Here’s what happens. Excess belly fat often causes a malfunction in our insulin receptors. These receptors are “doors” on our cells. When working properly, these doors open up so that insulin can deposit glucose (food energy) into our cells. But belly fat can cause these doors to “close.” Now, insulin is unable to ferry the glucose in. It’s as if our cells are saying, “Sorry, we’re closed for business.” It’s called insulin resistance. Glucose (sugar) now builds up in the blood. (This is known as pre-diabetes. If uncorrected, it develops into full-blown diabetes.)
To fight the build-up of glucose in the blood, our body pumps out more insulin to “push through” those broken doors; but remember, insulin is a fat-storage hormone. So, more insulin in our bodies means more weight gain and more belly fat. It’s the starting point of a host of woes, including metabolic syndrome, which is a dysfunctional metabolism often characterized by belly fat and other problems such as elevated blood pressure, elevated triglycerides, low HDL good cholesterol, and rising blood glucose. Having metabolic syndrome damages our blood vessels and greatly increases our risk of diabetes, heart attacks, strokes, dementia, kidney disease, fatty liver, vision impairment, and many other problems.

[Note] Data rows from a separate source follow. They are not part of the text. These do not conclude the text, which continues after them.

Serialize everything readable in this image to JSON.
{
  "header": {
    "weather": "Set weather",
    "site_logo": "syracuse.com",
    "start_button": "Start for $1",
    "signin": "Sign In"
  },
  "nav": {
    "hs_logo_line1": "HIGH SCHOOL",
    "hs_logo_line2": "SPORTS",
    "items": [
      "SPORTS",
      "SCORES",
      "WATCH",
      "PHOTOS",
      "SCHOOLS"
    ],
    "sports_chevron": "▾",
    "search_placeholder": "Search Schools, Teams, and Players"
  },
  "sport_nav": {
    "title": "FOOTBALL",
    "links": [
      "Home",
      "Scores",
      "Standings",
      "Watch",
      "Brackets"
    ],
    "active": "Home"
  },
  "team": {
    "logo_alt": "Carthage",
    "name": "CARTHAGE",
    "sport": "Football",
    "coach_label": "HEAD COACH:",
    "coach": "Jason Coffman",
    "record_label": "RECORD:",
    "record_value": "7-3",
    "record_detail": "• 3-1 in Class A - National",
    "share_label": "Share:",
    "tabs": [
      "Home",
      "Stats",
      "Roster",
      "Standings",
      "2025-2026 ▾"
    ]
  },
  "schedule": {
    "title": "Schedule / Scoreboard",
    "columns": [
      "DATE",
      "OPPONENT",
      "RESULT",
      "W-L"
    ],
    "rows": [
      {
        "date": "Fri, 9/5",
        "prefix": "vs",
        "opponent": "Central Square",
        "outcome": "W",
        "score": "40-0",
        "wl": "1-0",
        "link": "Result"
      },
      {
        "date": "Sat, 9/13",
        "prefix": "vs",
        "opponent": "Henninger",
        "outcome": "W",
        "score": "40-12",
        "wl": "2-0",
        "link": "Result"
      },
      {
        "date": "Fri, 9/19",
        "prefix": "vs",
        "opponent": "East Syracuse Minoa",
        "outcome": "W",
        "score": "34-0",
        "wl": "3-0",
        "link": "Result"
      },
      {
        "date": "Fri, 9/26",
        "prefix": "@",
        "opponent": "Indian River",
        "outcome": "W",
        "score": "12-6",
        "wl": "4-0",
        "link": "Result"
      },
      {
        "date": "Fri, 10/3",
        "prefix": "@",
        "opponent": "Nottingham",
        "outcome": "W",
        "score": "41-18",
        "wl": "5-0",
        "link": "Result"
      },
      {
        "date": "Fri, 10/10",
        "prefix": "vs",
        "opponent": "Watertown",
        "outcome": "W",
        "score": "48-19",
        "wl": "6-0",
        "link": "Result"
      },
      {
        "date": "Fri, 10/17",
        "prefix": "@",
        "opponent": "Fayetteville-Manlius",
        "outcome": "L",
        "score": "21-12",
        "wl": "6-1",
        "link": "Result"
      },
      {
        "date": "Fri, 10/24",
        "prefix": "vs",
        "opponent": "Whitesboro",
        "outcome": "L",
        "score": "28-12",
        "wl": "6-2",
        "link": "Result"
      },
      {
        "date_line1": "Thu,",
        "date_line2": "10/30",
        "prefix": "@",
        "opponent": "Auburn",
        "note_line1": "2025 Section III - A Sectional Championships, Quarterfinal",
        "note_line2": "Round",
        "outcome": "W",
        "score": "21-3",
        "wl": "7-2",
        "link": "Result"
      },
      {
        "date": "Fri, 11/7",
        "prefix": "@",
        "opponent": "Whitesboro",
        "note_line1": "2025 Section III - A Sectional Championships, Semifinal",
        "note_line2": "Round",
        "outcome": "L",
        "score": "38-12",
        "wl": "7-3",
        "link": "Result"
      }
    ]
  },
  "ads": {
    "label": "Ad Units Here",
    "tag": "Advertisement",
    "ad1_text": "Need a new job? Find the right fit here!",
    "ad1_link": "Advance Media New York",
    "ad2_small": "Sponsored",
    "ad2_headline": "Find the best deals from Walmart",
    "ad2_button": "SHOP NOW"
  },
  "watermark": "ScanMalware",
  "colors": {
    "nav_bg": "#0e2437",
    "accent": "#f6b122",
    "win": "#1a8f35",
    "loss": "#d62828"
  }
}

Straightening Out Hormonal Dysfunctions
Now for the good news. The Pritikin Program is one of the best things you can do to lower your cortisol, ghrelin, insulin, and other problematic hormones. You can get all these hormones straightened out, and it often happens within a matter of days to a few weeks, depending on how long you’ve had these hormonal dysfunctions and how willing you are to change.
When people learn they have diabetes, they often think, “I’m stuck for life.” They’re not. The Pritikin Program has a very quick impact. DAILY exercise and OPTIMAL nutrition can reverse these hormonal abnormalities.
Breakfast at the Pritikin Center
Guests at Pritikin feel it. Within days, they’re actually starting to feel hungry in the morning. They wake up eagerly anticipating the gorgeous fresh fruit and hot whole-grain cereals in the breakfast buffet. They’re also losing their afternoon and evening food cravings. Their metabolism is revving up. They have a renewed energy and start to “feel like” working out. Within two to three days, they notice that their blood pressure and blood sugar levels have already begun to lower after each exercise workout. And their brains, because they’re getting a steady infusion of healthful carbohydrates (our brain’s optimal energy source), are far more alert throughout the day. Last but not least, the excess weight, even stubborn belly fat, is finally starting to come off.
So, first and foremost, wipe out the mindset that says: “I’m not eating breakfast because I’m saving my calories for later.”
Instead, tell yourself, “I now understand that I have a dysfunctional metabolism, but I can correct it, no matter what my age is. I’m not stuck forever. I know what I need to do to fix it.”